Where I live there are bins designated to fresh organic material and rancid organic material. The bins for fresh material take plants from the yard and solid plant scraps from the kitchen or any other production of food made from solid plants only and non-oiled papers. The bins for rancid organic material take oiled papers, oiled food scrap preparations, cooking oils and dead animals or dead animal parts (either cooked or uncooked).

Both those bins have their materials directed to two different compost systems. The fresh material system works with a superficial compost, above the ground level. The rancid material works with a subsurface compost, also called landfill, constructed as a hole or ditch. In both fresh and rancid cases, constant human-led management is necessary (providing numerous regular and full-time jobs that involve both hands-on maintenance and continued scientific certification for niche-appropriate adjustment and healthy organic development).

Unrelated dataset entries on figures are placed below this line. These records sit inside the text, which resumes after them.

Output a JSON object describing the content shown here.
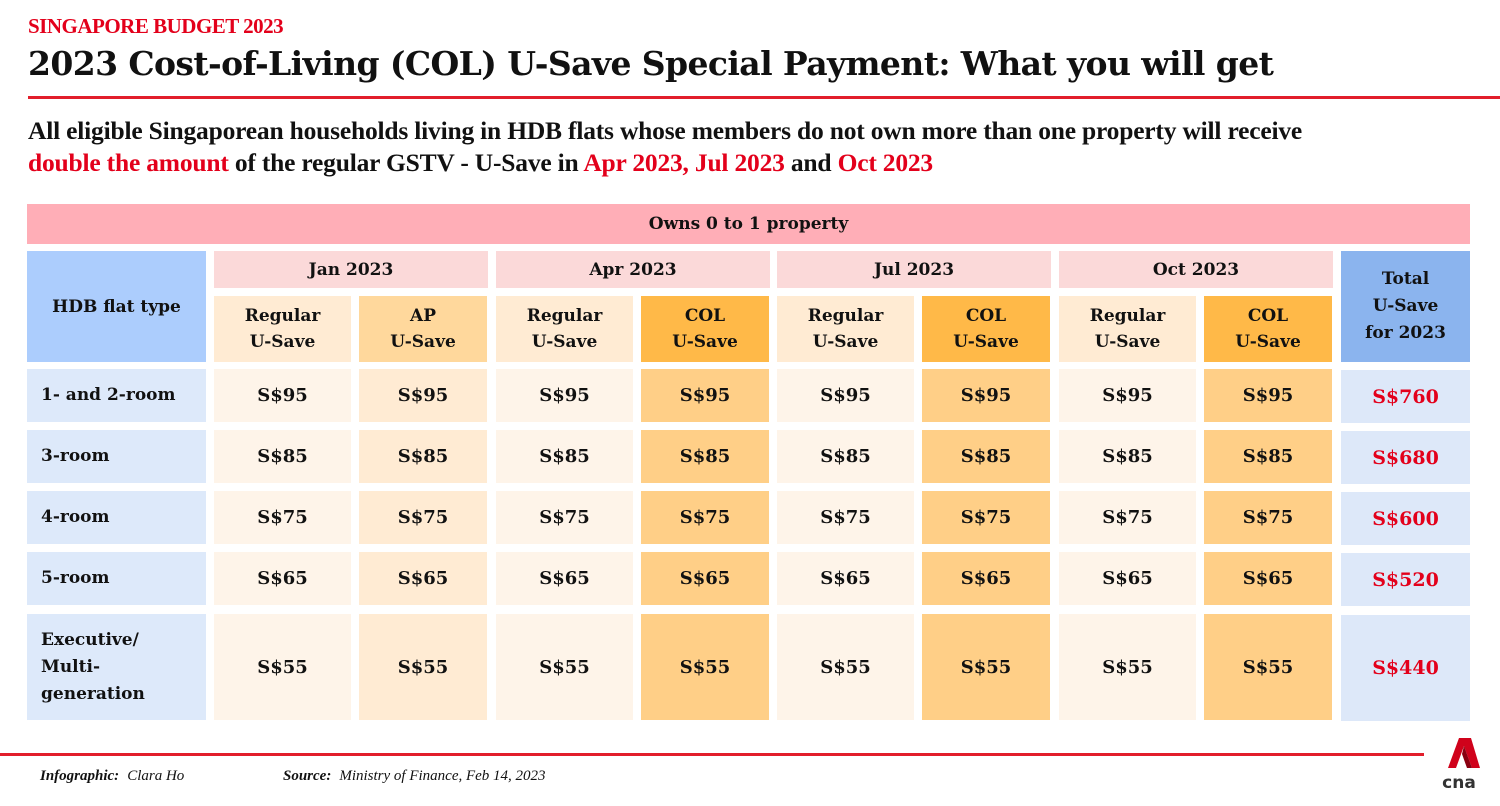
{
  "header": {
    "kicker": "SINGAPORE BUDGET 2023",
    "title": "2023 Cost-of-Living (COL) U-Save Special Payment: What you will get"
  },
  "subtitle": {
    "line1": "All eligible Singaporean households living in HDB flats whose members do not own more than one property will receive",
    "highlight1": "double the amount",
    "mid": " of the regular GSTV - U-Save in ",
    "highlight2": "Apr 2023, Jul 2023",
    "and": " and ",
    "highlight3": "Oct 2023"
  },
  "colors": {
    "accent_red": "#e3001b",
    "banner_pink": "#ffaeb7",
    "month_pink": "#fbd9d9",
    "flat_header_blue": "#accdfd",
    "total_header_blue": "#8bb4ee",
    "regular_cream": "#ffebd3",
    "ap_orange": "#ffd89c",
    "col_orange": "#ffb948"
  },
  "table": {
    "banner": "Owns 0 to 1 property",
    "flat_type_header": "HDB flat type",
    "total_header": [
      "Total",
      "U-Save",
      "for 2023"
    ],
    "months": [
      {
        "label": "Jan 2023",
        "sub": [
          [
            "Regular",
            "U-Save"
          ],
          [
            "AP",
            "U-Save"
          ]
        ]
      },
      {
        "label": "Apr 2023",
        "sub": [
          [
            "Regular",
            "U-Save"
          ],
          [
            "COL",
            "U-Save"
          ]
        ]
      },
      {
        "label": "Jul 2023",
        "sub": [
          [
            "Regular",
            "U-Save"
          ],
          [
            "COL",
            "U-Save"
          ]
        ]
      },
      {
        "label": "Oct 2023",
        "sub": [
          [
            "Regular",
            "U-Save"
          ],
          [
            "COL",
            "U-Save"
          ]
        ]
      }
    ],
    "rows": [
      {
        "flat_type": [
          "1- and 2-room"
        ],
        "values": [
          "S$95",
          "S$95",
          "S$95",
          "S$95",
          "S$95",
          "S$95",
          "S$95",
          "S$95"
        ],
        "total": "S$760"
      },
      {
        "flat_type": [
          "3-room"
        ],
        "values": [
          "S$85",
          "S$85",
          "S$85",
          "S$85",
          "S$85",
          "S$85",
          "S$85",
          "S$85"
        ],
        "total": "S$680"
      },
      {
        "flat_type": [
          "4-room"
        ],
        "values": [
          "S$75",
          "S$75",
          "S$75",
          "S$75",
          "S$75",
          "S$75",
          "S$75",
          "S$75"
        ],
        "total": "S$600"
      },
      {
        "flat_type": [
          "5-room"
        ],
        "values": [
          "S$65",
          "S$65",
          "S$65",
          "S$65",
          "S$65",
          "S$65",
          "S$65",
          "S$65"
        ],
        "total": "S$520"
      },
      {
        "flat_type": [
          "Executive/",
          "Multi-",
          "generation"
        ],
        "values": [
          "S$55",
          "S$55",
          "S$55",
          "S$55",
          "S$55",
          "S$55",
          "S$55",
          "S$55"
        ],
        "total": "S$440"
      }
    ]
  },
  "footer": {
    "infographic_label": "Infographic:",
    "infographic_value": "Clara Ho",
    "source_label": "Source:",
    "source_value": "Ministry of Finance, Feb 14, 2023",
    "logo_text": "cna"
  }
}
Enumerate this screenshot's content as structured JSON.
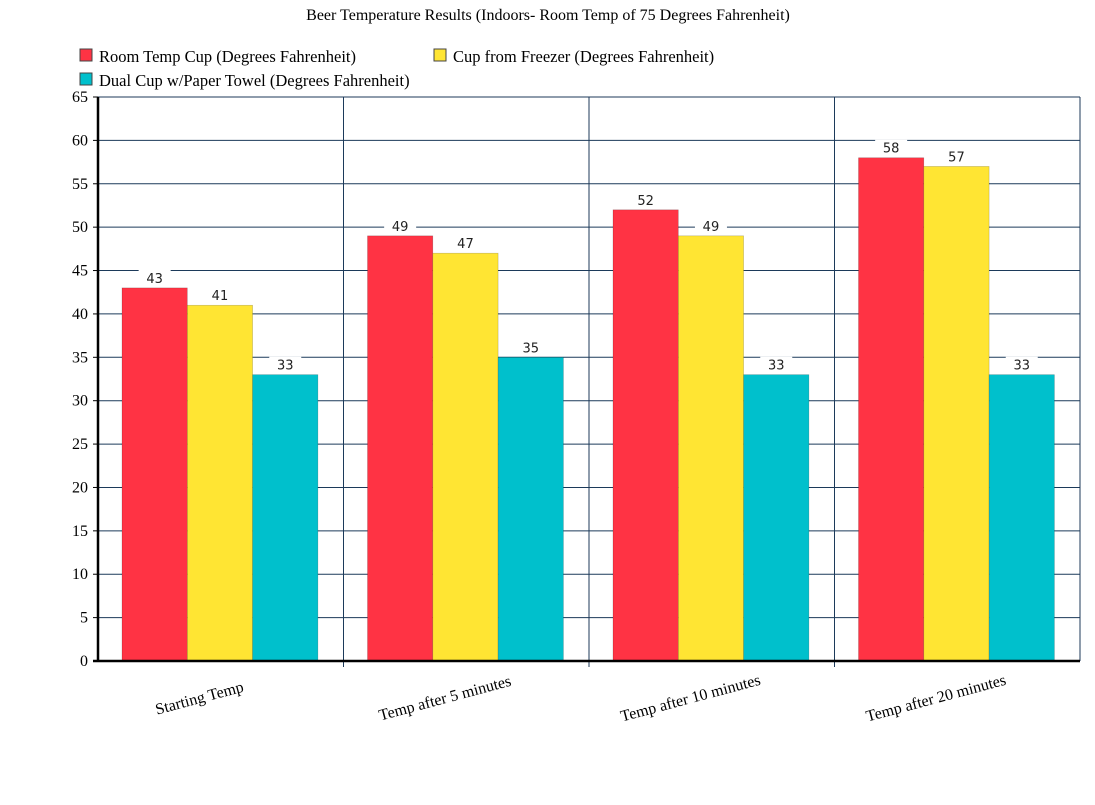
{
  "chart_data": {
    "type": "bar",
    "title": "Beer Temperature Results (Indoors- Room Temp of 75 Degrees Fahrenheit)",
    "xlabel": "",
    "ylabel": "",
    "categories": [
      "Starting Temp",
      "Temp after 5 minutes",
      "Temp after 10 minutes",
      "Temp after 20 minutes"
    ],
    "series": [
      {
        "name": "Room Temp Cup (Degrees Fahrenheit)",
        "values": [
          43,
          49,
          52,
          58
        ],
        "color": "#ff3344"
      },
      {
        "name": "Cup from Freezer (Degrees Fahrenheit)",
        "values": [
          41,
          47,
          49,
          57
        ],
        "color": "#ffe533"
      },
      {
        "name": "Dual Cup w/Paper Towel (Degrees Fahrenheit)",
        "values": [
          33,
          35,
          33,
          33
        ],
        "color": "#00c0cc"
      }
    ],
    "ylim": [
      0,
      65
    ],
    "yticks": [
      0,
      5,
      10,
      15,
      20,
      25,
      30,
      35,
      40,
      45,
      50,
      55,
      60,
      65
    ],
    "grid": true,
    "legend_position": "top-left",
    "data_labels": true
  }
}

Now, to consider a brand new introduction of these two systems to any locality, not just the holding environment and it's various relative niches have to be carefully assessed but also the actual physical spaces available to include the entire mass of organic material rendered through a standard local consumption pattern (flexible by season). In my county there are endless available private lots which could be used for exposed (fresh) compost production and contained (rancid) compost production, both of which are not (and in effect cannot) be intrusive to the neighborhoods in which they would take place.
You could have a restaurant on one lot, and two lots next to it for fresh and rancid compost. You could have a hospital or a veterinary instead of restaurant, you could have a plant nursery, you could have a kindergarten school, you could have a farm, an urban garden, you could have a park, or a sports field, you could have an apartment complex, you could have a residential house or condominium. In essence, you could have anything at all next to those two compost systems, because they would be the stabilizers and promoters for a functioning economy based on regular (seasonal) consumption patterns. Soil regeneration. Food reallocation. Varied occupation.